De igual forma, la ponente dijo que dicha entidad también está encargada de establecer los mecanismos sociales, institucionales y jurídicos que garanticen a las personas con discapacidad su participación activa y permanente en todos los ámbitos de su vida, en un plano de igualdad.

“Por otro lado, un aspecto fundamental del Protocolo consiste en no reformar procedimientos, porque básicamente sus enfoques consisten en transformar actitudes, perspectivas y prácticas de quienes imparten justicia, lo cual implica que: en sus actividades cotidianas escuchen sin prejuicios, que garanticen los ajustes razonables; eliminar prácticas tutelares en diferentes ámbitos, tanto de la administración pública y de servicio público del acceso a la justicia, y que  en los ámbitos laborales puedan reconocer la capacidad jurídica de las personas con discapacidad, específicamente la psicosocial; que  garanticen la información accesible, y que eviten la patologización de la participación de alguna persona”.

Añadió que dicho instrumento fue realizado tomando en cuenta diversos marcos jurídicos estatales, nacionales e internacionales, por ejemplo, la Convención de los Derechos de las Personas con Discapacidad de la ONU, con la finalidad de poder delimitar aspectos normativos que especifican que es necesaria la armonización legislativa conforme al modelo de defensa de los derechos humanos.

“El protocolo se enfoca en tres aspectos: en las relaciones laborales, en el abordaje del servicio público en la atención directa a personas con discapacidad, y el tercer ámbito es el acceso a la justicia. En este sentido, conforme al Protocolo se entiende que la discapacidad psicosocial es un fenómeno que va emerger de la interacción entre la persona y el entorno, cuando ciertas experiencias psicosociales son leídas como diferentes y que generan barreras”.

También dijo que, la definición incluye otras vivencias que padecen las personas como escuchar voces internas, ver o percibir cosas que otras personas no ven, o sentir tristeza profunda o sufrir emociones intensas, los cambios de ánimo abruptos, las experiencias cognitivas distintas en situaciones de tensión, y las formas de comunicación personal no habituales.

La conferencista aclaró que estas características, que son referentes identificatorios y que van a variar de persona a persona, no son en sí mismas la discapacidad, más bien es la interacción entre estos referentes y las barreras o situaciones del entorno, las cuales  van a dificultar la participación efectiva de la persona con esta discapacidad en sus actividades cotidianas, y que, por lo tanto, por sí mismo un diagnóstico no es una situación de discapacidad psicosocial, es una condición de vida; sin embargo, cuando ya existe este vínculo con lo comunitario, o en el día a día, es cuando puede surgir una situación de discapacidad.

“Las barreras sociales, no las experiencias en sí mismas, van a limitar la participación en igualdad de condiciones de la persona, y este enfoque es muy importante porque no podemos partir con el modelo médico rehabilitador, que propondría que la discapacidad radica en la persona misma; no es así, porque es la interacción entre las barreras, el contexto con el entorno y con las personas que la rodean. Esto da la pauta para construir acciones para modificar entornos, y que estos ayuden a consolidar la participación efectiva de la persona con la finalidad de visibilizar este enfoque”.

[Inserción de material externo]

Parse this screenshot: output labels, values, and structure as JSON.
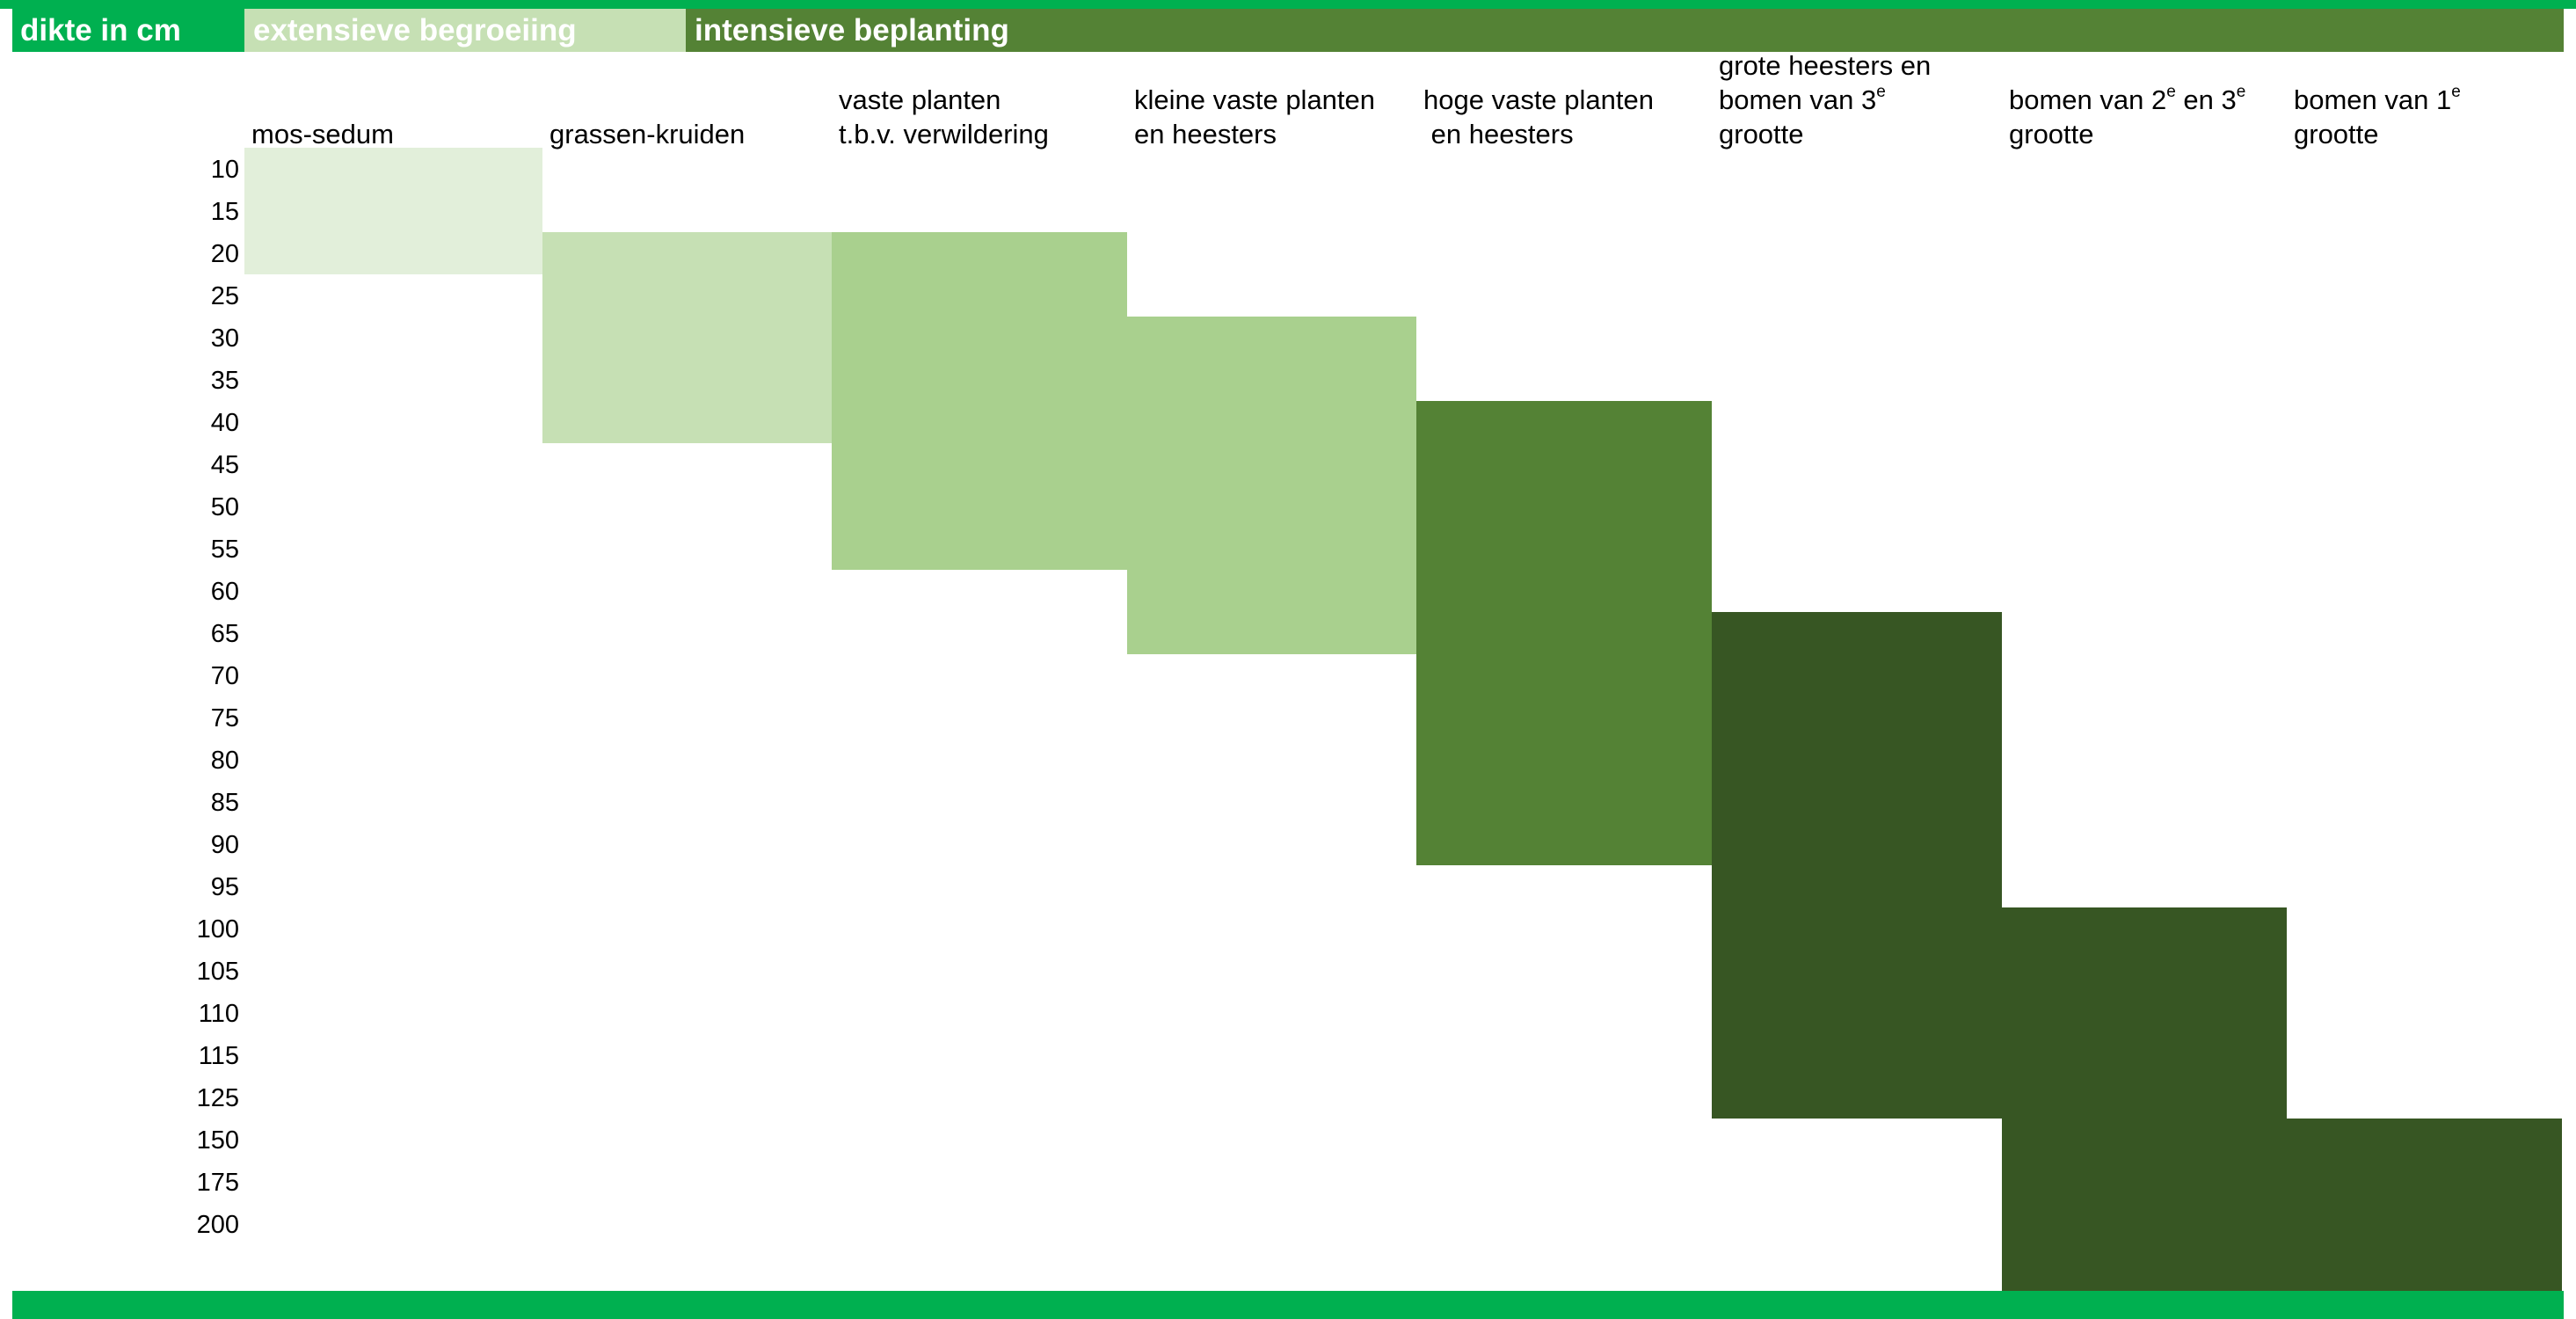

También añadió que, respecto a dichas personas, pueden definirse y autonombrarse desde referentes propios, y entre las identidades más comunes se encuentran: usuarias y usuarios de servicios de salud mental, sobrevivientes de violencia psiquiátrica, personas que escuchan voces internas o perciben de manera diferente el entorno, personas con sufrimiento psíquico, o experiencias críticas de bienestar social. Por lo tanto, este colectivo de personas podría entrar en la categoría de psicosocial.

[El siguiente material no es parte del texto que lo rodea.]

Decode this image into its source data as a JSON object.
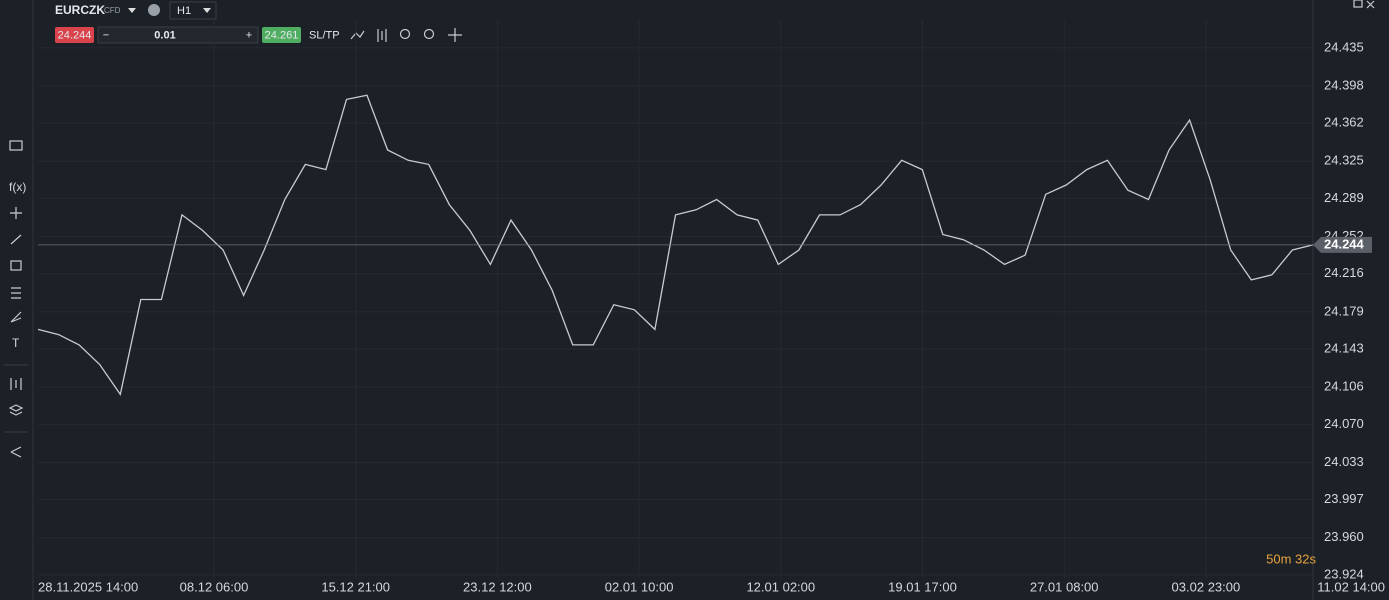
{
  "header": {
    "symbol": "EURCZK",
    "instrument_type": "CFD",
    "timeframe": "H1",
    "sell_price": "24.244",
    "quantity": "0.01",
    "buy_price": "24.261",
    "sltp": "SL/TP"
  },
  "toolbar": {
    "function": "f(x)",
    "text_tool": "T"
  },
  "chart_data": {
    "type": "line",
    "x_labels": [
      "28.11.2025 14:00",
      "08.12 06:00",
      "15.12 21:00",
      "23.12 12:00",
      "02.01 10:00",
      "12.01 02:00",
      "19.01 17:00",
      "27.01 08:00",
      "03.02 23:00",
      "11.02 14:00"
    ],
    "color": "#c8ccd2",
    "values": [
      24.162,
      24.157,
      24.147,
      24.128,
      24.099,
      24.191,
      24.191,
      24.273,
      24.258,
      24.239,
      24.195,
      24.239,
      24.288,
      24.322,
      24.317,
      24.385,
      24.389,
      24.336,
      24.326,
      24.322,
      24.283,
      24.258,
      24.225,
      24.268,
      24.239,
      24.2,
      24.147,
      24.147,
      24.186,
      24.181,
      24.162,
      24.273,
      24.278,
      24.288,
      24.273,
      24.268,
      24.225,
      24.239,
      24.273,
      24.273,
      24.283,
      24.302,
      24.326,
      24.317,
      24.254,
      24.249,
      24.239,
      24.225,
      24.234,
      24.293,
      24.302,
      24.317,
      24.326,
      24.297,
      24.288,
      24.336,
      24.365,
      24.307,
      24.239,
      24.21,
      24.215,
      24.239,
      24.244
    ],
    "current_price": 24.244,
    "ylim": [
      23.921,
      24.462
    ],
    "yticks": [
      24.435,
      24.398,
      24.362,
      24.325,
      24.289,
      24.252,
      24.216,
      24.179,
      24.143,
      24.106,
      {
        "value": 24.07,
        "label": "24.070"
      },
      24.033,
      23.997,
      {
        "value": 23.96,
        "label": "23.960"
      },
      23.924
    ],
    "grid": true,
    "timer": "50m 32s"
  }
}
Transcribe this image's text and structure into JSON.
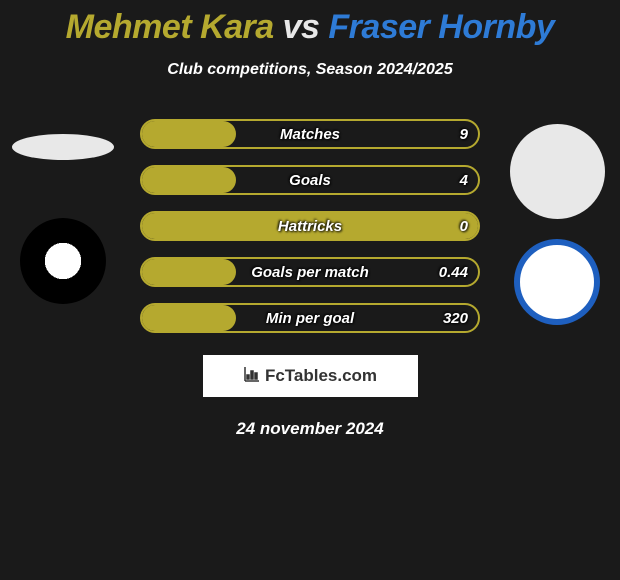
{
  "title": {
    "text_p1": "Mehmet Kara",
    "vs": " vs ",
    "text_p2": "Fraser Hornby",
    "color_p1": "#b5a92f",
    "color_vs": "#e8e8e8",
    "color_p2": "#2e7bd6"
  },
  "subtitle": "Club competitions, Season 2024/2025",
  "stats": {
    "bar_border_color": "#b5a92f",
    "bar_fill_color": "#b5a92f",
    "rows": [
      {
        "label": "Matches",
        "value": "9",
        "fill_pct": 28,
        "fill_side": "left"
      },
      {
        "label": "Goals",
        "value": "4",
        "fill_pct": 28,
        "fill_side": "left"
      },
      {
        "label": "Hattricks",
        "value": "0",
        "fill_pct": 100,
        "fill_side": "left"
      },
      {
        "label": "Goals per match",
        "value": "0.44",
        "fill_pct": 28,
        "fill_side": "left"
      },
      {
        "label": "Min per goal",
        "value": "320",
        "fill_pct": 28,
        "fill_side": "left"
      }
    ]
  },
  "logo_text": "FcTables.com",
  "date": "24 november 2024",
  "players": {
    "left": {
      "club_bg": "#000000",
      "club_inner": "#ffffff"
    },
    "right": {
      "club_border": "#1e5fbf",
      "club_bg": "#ffffff"
    }
  },
  "background_color": "#1a1a1a"
}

Por último, el evento académico también contó con la participación de ponentes que expusieron sus experiencias en los recintos bibliotecarios y las acciones que han llevado a cabo para apoyar, tanto en el aspecto emocional como en el aspecto del acceso a la información, los servicios bibliotecarios adecuados y las herramientas disponibles para dotar de condiciones de igualdad a las personas con discapacidad.